1st November 2017
Google launched their ‘Smart Bidding’ technology a little over a year ago now – one which applies deep machine learning to automate bids during each and every auction, whilst taking into account a wide range of signals to set the optimal bid for that particular search, at that particular time.
Now, it should be said that automated bidding is not a new thing. Google first introduced ‘Conversion Optimiser’ back in 2008, allowing advertisers to set a target cost-per-acquisition (tCPA) and let Google set the bids based on past performance.
The truth is that, historically, we’ve found the technology to be a bit…lacklustre…when it comes to setting bids and achieving our client’s goals, instead preferring to set bids manually and optimise using our own knowledge and insights. Yet, the time has come where the complexity of AdWords accounts, and the increasingly complex paths-to-purchase across multiple devices means (ok, so not every path to conversion takes 900+ interactions, but you get the idea), combined with the recent rapid advancements in machine learning, mean that it really is time to give the technology more of a chance. As powerful as the human brain is, there’s no way that we can set optimal bids for each and every auction, accounting for as many signals as Smart Bidding does.
But still we need to ask the question – should we trust it? Is the technology all it’s cracked up to be? We’ve tested it over the past year and one of our Online Marketing Executives, Michelle, has identified a couple of things you should look out for.
When experimenting, don’t change your campaigns!
We first tested target CPA Smart Bidding using Google Draft Campaigns & Experiments, running it as a 50/50 experiment vs manual bidding, in one campaign at a time.
Initially we ran into a few teething problems when analysing the results of the experiment; this was due to us making changes to the original campaign which skewed the results.
So in our next 50/50 experiments we made sure both campaigns were untouched during the experiment. This led to a fairer test and we were able to see the tCPA did actually work in driving more leads at a cheaper CPA. So we then decided to run it 100% across the 2 campaigns we saw it work well in.
Key takeaway: try not to make any changes to your experiment campaign whilst you are running a test. If you must, make sure that you also make the same changes to the original campaign, to keep the test as fair as possible.
Be wary if your campaigns have limited conversion volume, budgets or high impression share
As we saw Smart Bidding working in those 2 campaigns, in April we decided to be more bold and test in two of our bigger campaigns, which we were initially quite cautious of. The tCPA bidding proved to perform well in the one of these campaigns by driving more leads at a cheaper CPA than the original campaign. However the other campaign didn’t yield such positive results; in fact it spent double that of the original campaign and had a much higher tCPA.

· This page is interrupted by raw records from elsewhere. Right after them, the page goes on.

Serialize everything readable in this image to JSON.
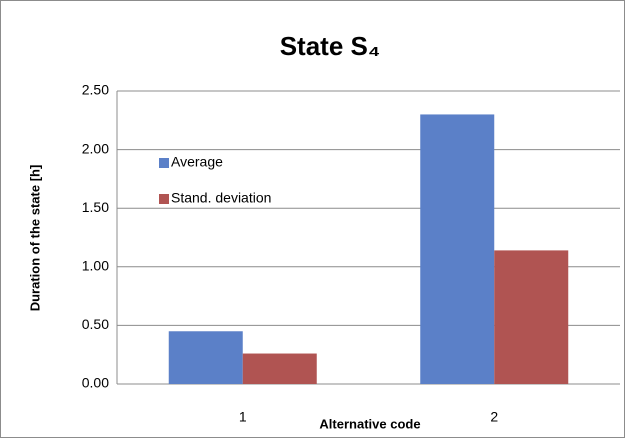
{
  "chart_data": {
    "type": "bar",
    "title": "State S₄",
    "x_label": "Alternative code",
    "y_label": "Duration of the state [h]",
    "categories": [
      "1",
      "2"
    ],
    "series": [
      {
        "name": "Average",
        "color": "#5b80c8",
        "values": [
          0.45,
          2.3
        ]
      },
      {
        "name": "Stand. deviation",
        "color": "#b05452",
        "values": [
          0.26,
          1.14
        ]
      }
    ],
    "ylim": [
      0,
      2.5
    ],
    "yticks": [
      {
        "value": 0,
        "label": "0.00"
      },
      {
        "value": 0.5,
        "label": "0.50"
      },
      {
        "value": 1,
        "label": "1.00"
      },
      {
        "value": 1.5,
        "label": "1.50"
      },
      {
        "value": 2,
        "label": "2.00"
      },
      {
        "value": 2.5,
        "label": "2.50"
      }
    ],
    "grid": true,
    "legend": "upper left"
  }
}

Google explained the reason as to why this campaign didn’t work so well:
“Due to the sporadic nature of conversions within this campaign, tCPA was not able to ascertain the correct conversion signals from converters within the campaign and as such was unable to optimise efficiently towards the tCPA level required. What we also saw here is a campaign with very high impression share – over 99%. Campaigns with very high impression share are unlikely to benefit as much from Target CPA, since there may not be any more conversions available for Target CPA to get for this campaign. tCPA may not be suitable for all campaigns.”
We’re now testing tCPA 50/50 in 3 other campaigns, and before doing so we asked our Google rep whether they thought they we’re suitable for tCPA bidding. Google have said tCPA won’t work well in some campaigns due to driving limited amount of leads, high impression share, and whether it’s limited by budget.
Key takeaway: Smart Bidding – specifically Target CPA – might not work as expected if your campaign has limited conversion volume (difficult to predict which clicks are more likely to convert), has high impression share (you’ll be capturing these conversions anyway), or limited budgets (Google have advised that the machine learning doesn’t work well under this constraint).